No sabemos si el panta rei de Heráclito fue consecuencia de las teorías de Parménides, para quien el ser era un acto puro, sin principio ni fin ni sucesión, en un mundo en el cual Aquiles, de pies ligeros, jamás daría alcance a la tortuga. Hay quienes creen que por el contrario fue Heráclito anterior a Parménides. Han pasado veinticinco siglos y tras Heráclito y Parménides se han sucedido las doctrinas filosóficas. Unas veces los filósofos y los tiempos parecían inclinarse y darle la razón a uno, otras se la daban al otro, otras más surgía alguien, como Aristóteles, que trataba de dársela a los dos haciéndolos compatibles. El país que les vio nacer a todos ellos, desapareció poco tiempo después y muchos siglos después también renació de nuevo. Diríamos que doctrinas, países y épocas fluyeron sin detenerse, y el río de Heráclito se reencarnó en todos y cada uno de los ríos del mundo. Desde entonces no hay ni un solo río, por pequeño que sea, que no recuerde al río de Heráclito.

Han transcurrido veinticinco siglos y no hay tampoco ni un solo hombre a quien lo fugitivo de las cosas no melancolice, y que no sea la reencarnación de Heráclito. El Heráclito moderno ha nacido en Portugal. Podríamos llamarle también El Oscuro, pese a que las no muy abundantes palabras que de él conservamos son espontáneas y sencillas, pero no por ello menos misteriosas: «He visto que hay Naturaleza / que Naturaleza no existe / que hay montes, valles, llanuras / que hay árboles, flores, hierbas / pero que no hay un todo al que esto pertenezca». Viene a decirnos, pues, lo mismo que Heráclito: todo huye, nada permanece, todo está y no está en la naturaleza y al hombre sólo le ha sido dado ejercer su melancólico oficio de testigo, unas veces paseando él un espejo a la orilla del camino, y otras viendo, desde la orilla, el espejo de un río, que es siempre un camino que anda.

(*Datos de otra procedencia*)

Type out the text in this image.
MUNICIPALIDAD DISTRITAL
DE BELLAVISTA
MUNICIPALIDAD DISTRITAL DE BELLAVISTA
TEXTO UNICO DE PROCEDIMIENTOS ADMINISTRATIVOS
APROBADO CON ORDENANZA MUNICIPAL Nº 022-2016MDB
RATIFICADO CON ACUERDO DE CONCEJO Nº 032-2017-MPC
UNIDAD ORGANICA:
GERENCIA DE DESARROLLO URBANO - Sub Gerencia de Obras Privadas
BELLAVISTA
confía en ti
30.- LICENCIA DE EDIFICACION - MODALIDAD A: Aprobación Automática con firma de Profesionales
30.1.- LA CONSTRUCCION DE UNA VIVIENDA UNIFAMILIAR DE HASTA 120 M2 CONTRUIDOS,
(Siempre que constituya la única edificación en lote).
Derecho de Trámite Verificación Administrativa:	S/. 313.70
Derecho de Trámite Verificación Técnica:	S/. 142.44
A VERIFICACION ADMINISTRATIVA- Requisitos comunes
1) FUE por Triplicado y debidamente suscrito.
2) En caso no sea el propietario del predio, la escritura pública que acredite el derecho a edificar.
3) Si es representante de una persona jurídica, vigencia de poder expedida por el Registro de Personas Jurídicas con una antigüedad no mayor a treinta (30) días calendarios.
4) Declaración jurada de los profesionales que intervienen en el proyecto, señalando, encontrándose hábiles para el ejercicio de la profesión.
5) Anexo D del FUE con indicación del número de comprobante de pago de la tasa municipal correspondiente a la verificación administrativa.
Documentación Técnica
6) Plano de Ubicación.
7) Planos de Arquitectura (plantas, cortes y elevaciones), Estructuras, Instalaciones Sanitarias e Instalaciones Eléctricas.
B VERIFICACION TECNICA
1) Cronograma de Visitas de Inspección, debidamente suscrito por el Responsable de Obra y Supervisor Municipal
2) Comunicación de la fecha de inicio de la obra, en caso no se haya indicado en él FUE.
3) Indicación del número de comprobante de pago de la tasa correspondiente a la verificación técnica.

Ese hombre a quien su discípulo, Fernando Pessoa, ha dado el nombre de O guardador de rebanhos es también un hombre solitario, como todos los pastores. No fue un guardador de rebaños, sin embargo, porque su hacienda le permitió llevar vida contemplativa y de hidalgo, pero tenía, como don Quijote al volverse a su aldea derrotado de las playas de Barcelona, el alma de los pastores. De las muchas horas que pasó solo, pastoreando su grey, este hombre a quien conocemos como Alberto Caeiro, ha sacado su filosofía. No hay ningún solitario genuino que no sea descubridor y dueño de alguna verdad original y propia. Si Heráclito advirtió que ningún río era igual a sí mismo, Caeiro descubrió que había algo más fuerte que todos los ríos, algo que nada, ni el tiempo, podría vencer nunca: los nombres que llevan las cosas y la memoria que los guarda y todo lo que los nombres atesoran. Esa firmeza suya, elemental e intuitiva, le hará expresarlo de este modo: «El Tajo es más bello que el río que pasa por mi aldea, / pero el Tajo no es más bello que el río que pasa por mi aldea / porque el Tajo no es el río que pasa por mi aldea».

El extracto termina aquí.